The upper echelons start with Tocobaga, a 7.2% ABV red IPA. It's not my favourite beer style and it looks downright ugly in the glass: a swampy red-brown with some disturbingly big floaty bits suspended through it. The aroma is much more attractive: Citra bringing a fresh and zesty kick, backed by a little toffee sweetness. Dirty look vs clean aroma: who wins? The look, unfortunately. There's an immediate grittiness on the first sip, accompanied by a dreggy yeast bite. The hops are in rapid pursuit, however, bringing an astringent lime-rind bitterness, with a fun twist of pink peppercorn. It goes a little grassy towards the end, suggesting dry hopping that's gone on too long, and that's joined by a tannic rasp indicating that the mash too was not quite right. After the poise of the previous beers, it's weird that this one is so rough and amateurish. It's not unpleasant: big hops and big malt mean a good time is had, but at the same time it's strangely blurry round the edges which I would not have expected from a tight ship like Cigar City. Moving on...

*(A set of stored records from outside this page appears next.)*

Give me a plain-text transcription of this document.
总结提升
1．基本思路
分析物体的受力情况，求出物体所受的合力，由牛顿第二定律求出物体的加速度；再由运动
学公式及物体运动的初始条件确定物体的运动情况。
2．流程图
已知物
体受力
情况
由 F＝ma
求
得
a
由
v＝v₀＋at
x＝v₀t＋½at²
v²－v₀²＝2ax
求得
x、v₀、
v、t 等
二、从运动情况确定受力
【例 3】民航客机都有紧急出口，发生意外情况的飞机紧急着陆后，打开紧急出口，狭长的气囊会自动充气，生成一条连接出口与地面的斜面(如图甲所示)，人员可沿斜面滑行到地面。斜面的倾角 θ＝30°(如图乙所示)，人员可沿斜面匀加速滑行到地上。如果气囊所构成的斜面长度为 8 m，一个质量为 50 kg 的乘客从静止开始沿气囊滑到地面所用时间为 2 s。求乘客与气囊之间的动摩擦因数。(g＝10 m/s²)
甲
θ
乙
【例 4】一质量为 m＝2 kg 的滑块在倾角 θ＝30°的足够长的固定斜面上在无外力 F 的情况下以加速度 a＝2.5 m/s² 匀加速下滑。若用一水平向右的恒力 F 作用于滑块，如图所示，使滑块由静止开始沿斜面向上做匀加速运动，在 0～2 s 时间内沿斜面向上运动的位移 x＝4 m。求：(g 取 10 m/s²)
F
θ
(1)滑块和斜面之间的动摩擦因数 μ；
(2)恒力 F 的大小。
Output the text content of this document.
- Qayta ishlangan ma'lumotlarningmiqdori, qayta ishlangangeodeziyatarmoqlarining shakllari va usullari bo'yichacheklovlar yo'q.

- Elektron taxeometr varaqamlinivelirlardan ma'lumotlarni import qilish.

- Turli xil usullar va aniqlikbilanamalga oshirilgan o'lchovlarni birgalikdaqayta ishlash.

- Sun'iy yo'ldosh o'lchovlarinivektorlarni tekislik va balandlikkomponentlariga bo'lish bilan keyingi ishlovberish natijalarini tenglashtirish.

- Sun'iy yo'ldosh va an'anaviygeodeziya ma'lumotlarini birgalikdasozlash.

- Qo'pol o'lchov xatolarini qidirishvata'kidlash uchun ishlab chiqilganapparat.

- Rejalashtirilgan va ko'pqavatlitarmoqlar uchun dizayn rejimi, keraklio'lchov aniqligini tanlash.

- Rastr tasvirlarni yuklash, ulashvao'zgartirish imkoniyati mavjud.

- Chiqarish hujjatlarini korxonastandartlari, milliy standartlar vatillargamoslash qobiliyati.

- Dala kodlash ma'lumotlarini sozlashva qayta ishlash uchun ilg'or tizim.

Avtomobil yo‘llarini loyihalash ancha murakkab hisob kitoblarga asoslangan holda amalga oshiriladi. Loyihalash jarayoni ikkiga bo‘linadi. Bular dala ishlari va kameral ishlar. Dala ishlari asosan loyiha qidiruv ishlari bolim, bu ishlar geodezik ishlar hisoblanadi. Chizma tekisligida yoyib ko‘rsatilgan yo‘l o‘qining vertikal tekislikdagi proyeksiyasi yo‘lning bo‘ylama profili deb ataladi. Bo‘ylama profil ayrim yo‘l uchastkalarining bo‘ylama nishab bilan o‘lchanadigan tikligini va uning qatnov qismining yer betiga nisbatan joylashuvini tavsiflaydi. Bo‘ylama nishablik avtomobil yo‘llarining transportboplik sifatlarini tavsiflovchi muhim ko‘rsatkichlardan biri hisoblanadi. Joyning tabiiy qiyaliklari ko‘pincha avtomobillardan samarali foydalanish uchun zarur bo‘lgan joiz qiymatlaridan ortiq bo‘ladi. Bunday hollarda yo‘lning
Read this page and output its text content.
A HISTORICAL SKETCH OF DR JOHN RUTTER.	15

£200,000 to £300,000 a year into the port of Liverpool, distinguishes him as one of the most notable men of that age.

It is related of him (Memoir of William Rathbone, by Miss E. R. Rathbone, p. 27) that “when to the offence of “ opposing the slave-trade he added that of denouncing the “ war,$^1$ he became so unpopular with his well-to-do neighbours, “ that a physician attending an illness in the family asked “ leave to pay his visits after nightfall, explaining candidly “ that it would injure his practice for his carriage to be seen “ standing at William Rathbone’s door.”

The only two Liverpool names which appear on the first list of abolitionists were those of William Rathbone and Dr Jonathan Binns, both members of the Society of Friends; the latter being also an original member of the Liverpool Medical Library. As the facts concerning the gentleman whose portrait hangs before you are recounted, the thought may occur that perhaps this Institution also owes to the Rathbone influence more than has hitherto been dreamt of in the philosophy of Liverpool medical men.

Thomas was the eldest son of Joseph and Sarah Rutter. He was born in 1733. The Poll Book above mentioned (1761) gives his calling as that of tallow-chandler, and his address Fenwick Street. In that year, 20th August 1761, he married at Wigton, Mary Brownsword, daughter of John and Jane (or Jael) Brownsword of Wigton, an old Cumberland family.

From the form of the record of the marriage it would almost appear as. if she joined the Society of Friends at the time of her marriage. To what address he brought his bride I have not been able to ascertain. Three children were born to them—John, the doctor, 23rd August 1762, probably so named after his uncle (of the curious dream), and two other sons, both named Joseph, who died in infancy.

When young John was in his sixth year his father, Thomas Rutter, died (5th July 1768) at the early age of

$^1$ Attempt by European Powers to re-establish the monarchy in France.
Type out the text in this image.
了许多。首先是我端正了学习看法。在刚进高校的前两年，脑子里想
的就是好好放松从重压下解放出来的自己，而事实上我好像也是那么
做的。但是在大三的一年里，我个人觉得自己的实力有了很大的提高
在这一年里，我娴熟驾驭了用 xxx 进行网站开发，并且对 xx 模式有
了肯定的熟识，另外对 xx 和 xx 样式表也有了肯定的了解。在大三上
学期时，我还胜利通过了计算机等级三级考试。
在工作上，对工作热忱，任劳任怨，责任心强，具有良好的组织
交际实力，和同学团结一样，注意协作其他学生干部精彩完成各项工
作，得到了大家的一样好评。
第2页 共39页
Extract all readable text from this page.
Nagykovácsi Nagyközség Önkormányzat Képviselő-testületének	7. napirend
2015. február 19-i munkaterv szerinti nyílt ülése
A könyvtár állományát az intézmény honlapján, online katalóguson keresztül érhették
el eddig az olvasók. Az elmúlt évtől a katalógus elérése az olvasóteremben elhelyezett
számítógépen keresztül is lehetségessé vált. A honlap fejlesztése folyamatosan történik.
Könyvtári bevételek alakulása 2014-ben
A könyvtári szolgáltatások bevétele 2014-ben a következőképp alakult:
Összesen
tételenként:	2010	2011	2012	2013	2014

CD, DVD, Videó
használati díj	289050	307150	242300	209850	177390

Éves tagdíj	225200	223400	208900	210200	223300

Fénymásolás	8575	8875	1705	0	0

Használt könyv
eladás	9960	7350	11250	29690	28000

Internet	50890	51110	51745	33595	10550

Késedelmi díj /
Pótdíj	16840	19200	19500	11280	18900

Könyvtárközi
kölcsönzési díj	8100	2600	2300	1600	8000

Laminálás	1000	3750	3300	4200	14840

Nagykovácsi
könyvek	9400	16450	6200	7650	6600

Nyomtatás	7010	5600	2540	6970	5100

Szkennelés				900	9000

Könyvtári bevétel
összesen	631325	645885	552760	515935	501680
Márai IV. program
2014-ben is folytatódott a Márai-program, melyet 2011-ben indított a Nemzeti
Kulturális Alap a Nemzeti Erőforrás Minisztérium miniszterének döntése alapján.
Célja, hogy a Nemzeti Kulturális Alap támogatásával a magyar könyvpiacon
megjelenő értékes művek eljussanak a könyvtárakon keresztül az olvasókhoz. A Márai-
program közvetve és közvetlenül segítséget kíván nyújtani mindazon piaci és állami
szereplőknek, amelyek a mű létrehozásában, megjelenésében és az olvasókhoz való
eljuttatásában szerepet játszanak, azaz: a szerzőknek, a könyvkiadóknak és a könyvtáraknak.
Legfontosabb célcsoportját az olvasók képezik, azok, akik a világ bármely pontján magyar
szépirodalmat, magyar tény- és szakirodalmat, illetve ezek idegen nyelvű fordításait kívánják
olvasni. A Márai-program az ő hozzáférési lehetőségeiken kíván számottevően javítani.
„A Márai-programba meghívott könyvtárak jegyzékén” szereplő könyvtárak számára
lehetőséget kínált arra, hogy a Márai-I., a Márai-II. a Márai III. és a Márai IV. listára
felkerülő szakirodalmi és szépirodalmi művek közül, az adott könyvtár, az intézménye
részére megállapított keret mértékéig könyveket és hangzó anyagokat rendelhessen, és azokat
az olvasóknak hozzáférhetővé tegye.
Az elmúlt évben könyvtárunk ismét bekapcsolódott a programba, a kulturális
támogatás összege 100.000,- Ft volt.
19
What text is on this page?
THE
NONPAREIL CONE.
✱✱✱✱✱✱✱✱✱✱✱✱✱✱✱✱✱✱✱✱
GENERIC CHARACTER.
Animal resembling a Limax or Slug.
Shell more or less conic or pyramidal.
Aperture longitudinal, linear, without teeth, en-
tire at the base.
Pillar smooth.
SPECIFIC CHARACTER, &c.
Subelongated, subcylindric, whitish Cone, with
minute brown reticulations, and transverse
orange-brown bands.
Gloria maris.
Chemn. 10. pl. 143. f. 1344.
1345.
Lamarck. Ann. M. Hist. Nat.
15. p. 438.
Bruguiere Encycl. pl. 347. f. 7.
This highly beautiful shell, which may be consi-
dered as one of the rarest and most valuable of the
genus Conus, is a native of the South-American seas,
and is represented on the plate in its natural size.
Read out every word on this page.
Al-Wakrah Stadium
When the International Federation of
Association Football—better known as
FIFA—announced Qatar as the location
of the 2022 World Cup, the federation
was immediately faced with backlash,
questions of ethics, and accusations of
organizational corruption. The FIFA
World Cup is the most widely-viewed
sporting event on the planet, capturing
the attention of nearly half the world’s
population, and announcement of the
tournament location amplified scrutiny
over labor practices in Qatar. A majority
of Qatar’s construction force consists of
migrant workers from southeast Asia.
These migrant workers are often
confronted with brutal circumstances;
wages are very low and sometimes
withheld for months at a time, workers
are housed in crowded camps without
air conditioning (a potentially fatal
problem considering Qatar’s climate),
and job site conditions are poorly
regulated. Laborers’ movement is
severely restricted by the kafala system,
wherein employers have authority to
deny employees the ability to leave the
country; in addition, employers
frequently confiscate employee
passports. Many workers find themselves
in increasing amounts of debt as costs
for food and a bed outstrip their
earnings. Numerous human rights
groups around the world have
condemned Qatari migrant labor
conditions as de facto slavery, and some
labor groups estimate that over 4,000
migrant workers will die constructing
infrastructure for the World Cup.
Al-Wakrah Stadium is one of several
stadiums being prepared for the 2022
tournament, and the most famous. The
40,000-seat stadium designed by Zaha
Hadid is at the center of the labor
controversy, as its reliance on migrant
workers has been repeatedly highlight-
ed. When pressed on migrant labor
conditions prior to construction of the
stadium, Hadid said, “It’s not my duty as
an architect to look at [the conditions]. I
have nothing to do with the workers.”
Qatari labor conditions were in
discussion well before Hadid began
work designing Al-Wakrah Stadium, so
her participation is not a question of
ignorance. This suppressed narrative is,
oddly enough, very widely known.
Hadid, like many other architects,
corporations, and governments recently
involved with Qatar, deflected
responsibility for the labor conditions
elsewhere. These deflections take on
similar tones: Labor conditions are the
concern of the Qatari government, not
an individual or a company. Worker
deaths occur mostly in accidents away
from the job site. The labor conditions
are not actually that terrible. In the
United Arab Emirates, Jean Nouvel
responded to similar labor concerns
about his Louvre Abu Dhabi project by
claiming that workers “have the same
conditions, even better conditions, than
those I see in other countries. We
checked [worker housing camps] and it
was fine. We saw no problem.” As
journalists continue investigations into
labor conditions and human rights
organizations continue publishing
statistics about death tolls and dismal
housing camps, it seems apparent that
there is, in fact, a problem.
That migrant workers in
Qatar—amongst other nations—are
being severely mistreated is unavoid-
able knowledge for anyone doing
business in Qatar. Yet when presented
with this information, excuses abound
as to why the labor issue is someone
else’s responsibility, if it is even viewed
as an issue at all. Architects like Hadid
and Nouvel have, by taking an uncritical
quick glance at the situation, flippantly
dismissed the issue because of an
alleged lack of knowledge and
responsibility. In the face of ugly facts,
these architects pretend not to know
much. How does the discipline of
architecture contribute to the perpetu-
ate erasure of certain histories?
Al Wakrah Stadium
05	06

Space Pope is our finisher: always good to see a Futurama reference in a beer name. It's the same strength as the last one but looks much happier: a bright amber gold. Our hops are Mosaic, Citra, Galaxy and CTZ, which hop-doctor Google tells me is a blend of Columbus, Tomahawk and Zeus. All of that gives us a very pleasant mix of the fruity and the bitter. Both aroma and flavour have the classic pithy grapefruit kick we all come to American IPA for, but with a lighter side of tangerine and mango, all of it sprinkled with resinous weedy fairy dust. It's very obvious that this has been assembled in the same house as Jai Alai, in that it offers a very similar approachable punchiness. It's an excellent expression of the classic American IPA style, or "west coast" as we're now obliged to describe it, even though that's very much not where it's from.
They're a decent bunch, in general, with just one out-of-character misstep among the six. As usual I'll give a particular endorsement to the darkest one and request more along those lines in the next shipment from Tampa.